Other environmental groups were less critical of the Biden administration's proposal as a whole, welcoming it as a meaningful step in the right direction while acknowledging that more ambition is needed to fend off the worst of the climate emergency.

"We're pleased to see the Biden Administration continue to address climate pollution in a serious way. Now, the administration must finish the job and ensure the final standards are as strong as possible," said Ben Jealous, executive director of the Sierra Club. "But we know the work to confront the climate crisis doesn’t stop at strong carbon pollution standards. The continued use or expansion of fossil power plants is incompatible with a livable future.
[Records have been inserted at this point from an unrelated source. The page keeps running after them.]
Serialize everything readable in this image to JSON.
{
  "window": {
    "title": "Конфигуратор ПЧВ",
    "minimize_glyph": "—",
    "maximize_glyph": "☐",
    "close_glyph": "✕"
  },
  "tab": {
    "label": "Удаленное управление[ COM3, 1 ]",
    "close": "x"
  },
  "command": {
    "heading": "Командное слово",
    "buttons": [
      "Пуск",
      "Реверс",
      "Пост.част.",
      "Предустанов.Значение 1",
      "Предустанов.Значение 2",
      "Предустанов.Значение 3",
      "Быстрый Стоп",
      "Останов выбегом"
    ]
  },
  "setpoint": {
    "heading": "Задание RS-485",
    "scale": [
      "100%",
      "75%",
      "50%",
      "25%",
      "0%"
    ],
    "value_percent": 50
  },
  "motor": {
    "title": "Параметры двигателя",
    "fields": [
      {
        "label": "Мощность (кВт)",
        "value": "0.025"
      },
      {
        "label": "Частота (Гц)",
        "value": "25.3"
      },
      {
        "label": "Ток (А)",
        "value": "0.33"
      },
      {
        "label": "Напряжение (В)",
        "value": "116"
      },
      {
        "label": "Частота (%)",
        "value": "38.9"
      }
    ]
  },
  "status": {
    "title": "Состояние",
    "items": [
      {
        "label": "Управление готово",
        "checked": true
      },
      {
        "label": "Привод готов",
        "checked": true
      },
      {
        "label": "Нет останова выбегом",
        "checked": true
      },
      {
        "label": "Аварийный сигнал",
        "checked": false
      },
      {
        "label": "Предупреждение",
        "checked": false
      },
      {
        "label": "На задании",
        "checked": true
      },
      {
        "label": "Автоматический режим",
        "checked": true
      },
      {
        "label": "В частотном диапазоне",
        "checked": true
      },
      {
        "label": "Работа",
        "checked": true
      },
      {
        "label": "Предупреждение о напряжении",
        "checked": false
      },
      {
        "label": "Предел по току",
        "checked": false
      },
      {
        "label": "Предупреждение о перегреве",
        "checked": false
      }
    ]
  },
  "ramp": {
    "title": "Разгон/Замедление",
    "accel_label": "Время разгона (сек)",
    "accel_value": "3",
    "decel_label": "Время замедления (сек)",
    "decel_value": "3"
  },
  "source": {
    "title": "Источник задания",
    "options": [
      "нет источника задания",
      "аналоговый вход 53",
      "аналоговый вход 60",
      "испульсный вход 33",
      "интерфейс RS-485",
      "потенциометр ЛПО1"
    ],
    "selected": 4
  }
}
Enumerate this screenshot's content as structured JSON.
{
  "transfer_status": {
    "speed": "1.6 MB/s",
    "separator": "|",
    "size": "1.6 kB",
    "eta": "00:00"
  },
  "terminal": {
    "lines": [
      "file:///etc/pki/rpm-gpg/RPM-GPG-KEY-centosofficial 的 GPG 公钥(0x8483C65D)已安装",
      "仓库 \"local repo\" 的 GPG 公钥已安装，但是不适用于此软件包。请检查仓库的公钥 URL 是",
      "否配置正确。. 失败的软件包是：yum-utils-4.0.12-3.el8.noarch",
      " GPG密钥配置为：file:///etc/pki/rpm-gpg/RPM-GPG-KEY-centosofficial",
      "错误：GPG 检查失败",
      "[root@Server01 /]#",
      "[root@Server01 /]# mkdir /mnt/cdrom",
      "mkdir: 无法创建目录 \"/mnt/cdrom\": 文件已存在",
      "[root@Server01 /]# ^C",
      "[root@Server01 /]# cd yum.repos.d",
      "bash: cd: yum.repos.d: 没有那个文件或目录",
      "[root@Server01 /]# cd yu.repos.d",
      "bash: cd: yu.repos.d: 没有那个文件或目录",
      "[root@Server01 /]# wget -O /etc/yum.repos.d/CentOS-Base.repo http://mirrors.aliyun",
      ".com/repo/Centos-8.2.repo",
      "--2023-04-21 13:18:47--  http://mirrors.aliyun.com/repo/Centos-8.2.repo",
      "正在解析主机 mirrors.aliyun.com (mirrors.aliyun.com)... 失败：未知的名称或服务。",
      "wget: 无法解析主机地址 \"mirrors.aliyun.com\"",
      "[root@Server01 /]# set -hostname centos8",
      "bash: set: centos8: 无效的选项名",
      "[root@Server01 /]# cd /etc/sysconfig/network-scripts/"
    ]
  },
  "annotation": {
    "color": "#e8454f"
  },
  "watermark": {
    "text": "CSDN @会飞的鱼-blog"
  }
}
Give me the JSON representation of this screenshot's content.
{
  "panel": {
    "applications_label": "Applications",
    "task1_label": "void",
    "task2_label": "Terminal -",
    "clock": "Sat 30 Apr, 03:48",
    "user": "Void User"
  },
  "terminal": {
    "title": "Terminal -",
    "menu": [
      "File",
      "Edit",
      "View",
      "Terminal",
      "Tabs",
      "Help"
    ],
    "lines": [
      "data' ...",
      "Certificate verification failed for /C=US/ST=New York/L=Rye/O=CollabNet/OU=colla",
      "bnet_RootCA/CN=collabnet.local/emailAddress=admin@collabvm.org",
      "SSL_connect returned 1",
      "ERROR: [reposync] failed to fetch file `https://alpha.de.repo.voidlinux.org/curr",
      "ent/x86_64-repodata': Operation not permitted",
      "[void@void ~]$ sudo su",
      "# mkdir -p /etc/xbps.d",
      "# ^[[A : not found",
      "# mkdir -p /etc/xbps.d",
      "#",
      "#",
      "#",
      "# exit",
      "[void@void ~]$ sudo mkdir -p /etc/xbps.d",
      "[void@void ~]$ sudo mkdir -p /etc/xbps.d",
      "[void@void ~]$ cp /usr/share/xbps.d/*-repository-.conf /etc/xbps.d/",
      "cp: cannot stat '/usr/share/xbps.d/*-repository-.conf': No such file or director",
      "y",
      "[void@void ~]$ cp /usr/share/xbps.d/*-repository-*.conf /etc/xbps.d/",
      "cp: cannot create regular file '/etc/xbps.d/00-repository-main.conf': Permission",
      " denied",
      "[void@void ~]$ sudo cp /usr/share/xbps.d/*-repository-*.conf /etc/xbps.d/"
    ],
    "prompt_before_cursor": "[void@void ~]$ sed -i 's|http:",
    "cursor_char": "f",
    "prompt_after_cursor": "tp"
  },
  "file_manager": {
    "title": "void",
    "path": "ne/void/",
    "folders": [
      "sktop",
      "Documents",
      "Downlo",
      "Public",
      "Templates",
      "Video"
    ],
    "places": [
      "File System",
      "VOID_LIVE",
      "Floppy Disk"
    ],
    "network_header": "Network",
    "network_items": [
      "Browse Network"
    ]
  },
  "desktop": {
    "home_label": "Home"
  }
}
Simply put, we must not merely limit the use of fossil fuel electricity: we must end it entirely."

Julie McNamara, the deputy policy director of the Climate and Energy Program at the Union of Concerned Scientists, called the release of the power plant rule "a pivotal turning point, with Administrator Regan rightfully and necessarily moving to hold coal- and gas-fired power plants to account for their ongoing carbon pollution."

But McNamara also implored the administration to "prioritize robust environmental justice protections and environmental and public health safeguards, especially when it comes to carbon capture and sequestration and hydrogen co-firing."

"The agency must protect against greenwashing attempts by fossil fuel interests that would worsen, not lessen, environmental injustices," McNamara said.